During the development of Device Manager, a bug has bothered me for a long time. Every time I tried to call the APIs in Device Portal through 127.0.0.1(local loopback) using HTTPS, it crashed with a 403 forbidden.
Why? It has never asked me for any server credentials so there's no reason for getting 403.
Reading a lot of documents, I finally figured out the reason why I get a 403.
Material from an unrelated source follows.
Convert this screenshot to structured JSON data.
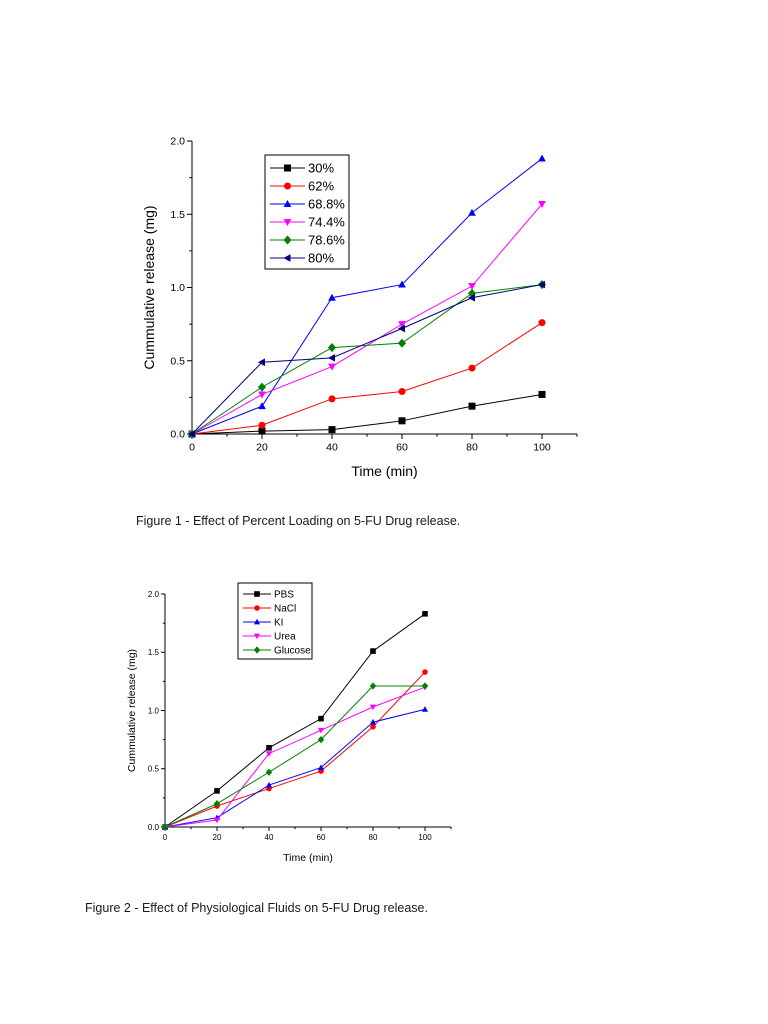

In Microsoft's documents about Device Portal, referred that there is a CSRF Protection in order to protect against CSRF attacks. We need to add a header named 'X-CSRF-Token' which contains a unique token or else the request will be rejected. The content of this additional header, according to the document, is delivered from a session cookie. It means we need to set up a connection first to get the cookie. Then add the 'X-CSRF-Token' header and copy the cookie's value to the header.
Like that:
var res=await client.GetAsync(new Uri($"https://{Address}/default.htm"));
if(filter!=null)
{
var cookies = filter.CookieManager.GetCookies(new Uri($"https://{Address}/default.htm")).Where(x=>x.Name== "CSRF-Token");
foreach(var i in cookies)
{
client.DefaultRequestHeaders.Add("X-CSRF-Token", i.Value);
}
}
Then everything will be fine, though I still don't know why Microsoft added this protection and why the darn HTTP connection don't work on local loopbacks.